WILLEMSTAD - Last week, the Curaçao tax authorities announced a tougher approach toward businesses that habitually fail to meet their tax obligations. On Friday, November 1, this approach was put into action with the closure of a hospitality business. This is not the first time the tax authorities have taken such a strict measure.

Due to mixed public reactions to this enforcement, it is essential to clarify when the tax authorities decide to implement a “store closure” and the goal of this measure.
As of the end of October 2024, the tax authority’s collection records show a total of 116,661 taxpayers with outstanding debts, amounting to NAf 3.3 billion. For context, total revenue from taxes and social security contributions in 2023 amounted to just over NAf 2 billion, meaning the nominal outstanding tax debt is more than 150% of annual tax and premium revenues. Internationally, a 40% cap on tax arrears is considered “good practice.”
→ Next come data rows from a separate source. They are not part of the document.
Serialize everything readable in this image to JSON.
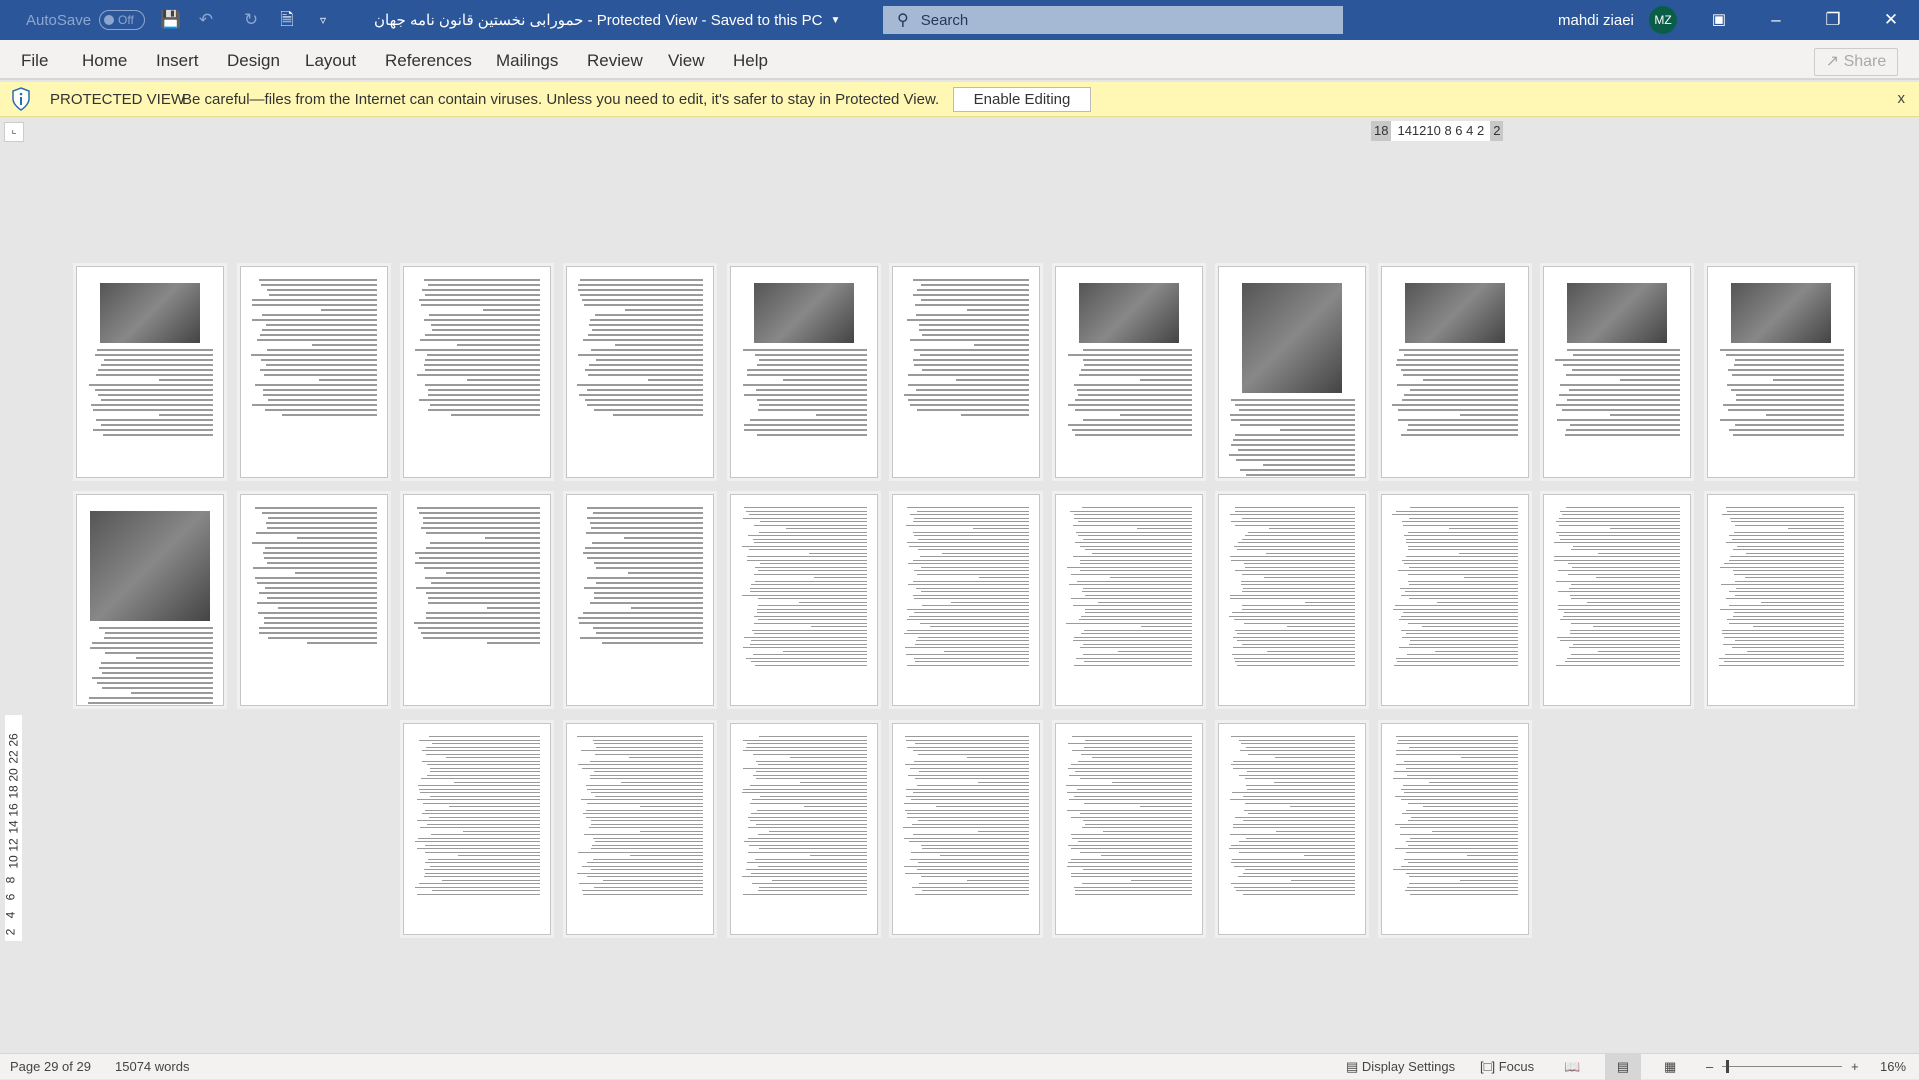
{
  "titlebar": {
    "autosave": "AutoSave",
    "autosave_state": "Off",
    "doc_title": "حمورابی نخستین قانون نامه جهان  -  Protected View  -  Saved to this PC",
    "search_placeholder": "Search",
    "user_name": "mahdi ziaei",
    "user_initials": "MZ"
  },
  "menu": {
    "items": [
      "File",
      "Home",
      "Insert",
      "Design",
      "Layout",
      "References",
      "Mailings",
      "Review",
      "View",
      "Help"
    ],
    "share": "Share"
  },
  "protected": {
    "title": "PROTECTED VIEW",
    "message": "Be careful—files from the Internet can contain viruses. Unless you need to edit, it's safer to stay in Protected View.",
    "enable_button": "Enable Editing",
    "close": "x"
  },
  "ruler": {
    "h_left": "18",
    "h_mid": "141210 8  6  4  2",
    "h_right": "2",
    "v_labels": [
      "2",
      "4",
      "6",
      "8",
      "10",
      "12",
      "14",
      "16",
      "18",
      "20",
      "22",
      "26"
    ]
  },
  "document": {
    "page_count": 29,
    "image_pages": [
      1,
      5,
      7,
      8,
      9,
      10,
      11,
      12
    ]
  },
  "status": {
    "page": "Page 29 of 29",
    "words": "15074 words",
    "display_settings": "Display Settings",
    "focus": "Focus",
    "zoom": "16%"
  }
}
While the NAf 3.3 billion figure does not represent the entire collectable debt, several hundred million in outstanding amounts are still likely to be recoverable.
More concerning, however, is that tax debts have risen again since the cleanup of records in January 2023 (involving assessments from 2017 and earlier), climbing from NAf 2.7 billion to NAf 3.3 billion. The outstanding balance of unpaid sales tax has increased by NAf 76 million since January 2023, while overdue payroll taxes and premiums have risen by roughly NAf 70 million. The January 2023 policy adjustment came with conditions, including that the collection backlog should not grow further. But, much like people who persist in illegal dumping, certain individuals and businesses continue to neglect their tax responsibilities. This is the group the tax authorities are now cracking down on.
The tax authorities have identified an initial group of 30 businesses that consistently fail to remit the required sales tax (OB). This group, sometimes involving multiple businesses from the same owner, collectively owes a debt of NAf 26.1 million, with amounts ranging from NAf 70,000 to NAf 2.2 million per business. A significant portion of these businesses has either not paid any sales tax in 2024 or has made only one or two payments despite having substantial outstanding debts. By neglecting these "ongoing tax obligations," these businesses contribute to the growing backlog of tax debt.
To illustrate the situation: the selection includes a restaurant that has not remitted OB since February 2015, accumulating a debt exceeding NAf 700,000, and a car dealership that last paid OB in March 2015, with an outstanding debt of NAf 1.2 million. The group also includes various hospitality businesses that have not met their tax obligations for years and have failed to adjust their behavior despite multiple enforcement actions.
A business that fails to remit its due OB first receives a tax assessment, followed by a reminder, and, subsequently, a writ of execution from a bailiff.
If payment is still not made, the bailiff proceeds to seize assets. After seizure, the business owner has about two months to reach a payment agreement with the tax authorities and make a down payment on the outstanding debt. This initial payment is essential, as experience shows that some business owners agree to a payment plan to avoid a public auction but then stop making payments after one month and continue to fall behind on their current tax obligations, which further increases the debt. The required down payment is determined by the responsible tax collector, based on the circumstances, and is at least two to three months’ worth of current tax obligations to ensure that the tax debt does not continue to grow.
The temporary closure of a business, as currently enforced by the tax authorities, occurs after prior asset seizure and shortly before an actual auction of the business assets is set to take place. This step serves as a final signal to the business owner to arrange a settlement with the tax authorities; otherwise, the auction will proceed. In previous cases where this policy has been applied, business owners have opted to arrange settlements with the tax office, allowing the business to reopen, sometimes even on the same day. It should be noted, however, that in the event of an auction, the business debt does not disappear. The business’s director may be held personally liable for the accrued debt, meaning that the auction does not provide a “clean slate” for the owner.
The tax authority’s collection guidelines include a debt relief option if a business owner consistently meets their current tax obligations for 48 months and also makes maximum payments toward the accumulated debt during this period. Any remaining debt after this period may then be set aside from collection.
It is emphasized once again that the tax authorities do not resort to closing a business lightly; this measure is actually intended to prevent a forced auction. The arrangements made with the business owner are tailored to the individual situation, depending on the debt amount and the severity of the circumstances.
The tax authority has a social responsibility to collect taxes and premiums owed and to ensure that businesses can compete fairly. Every business owner is expected to contribute to the national treasury in accordance with tax laws that apply to everyone, enabling the government to meet public needs.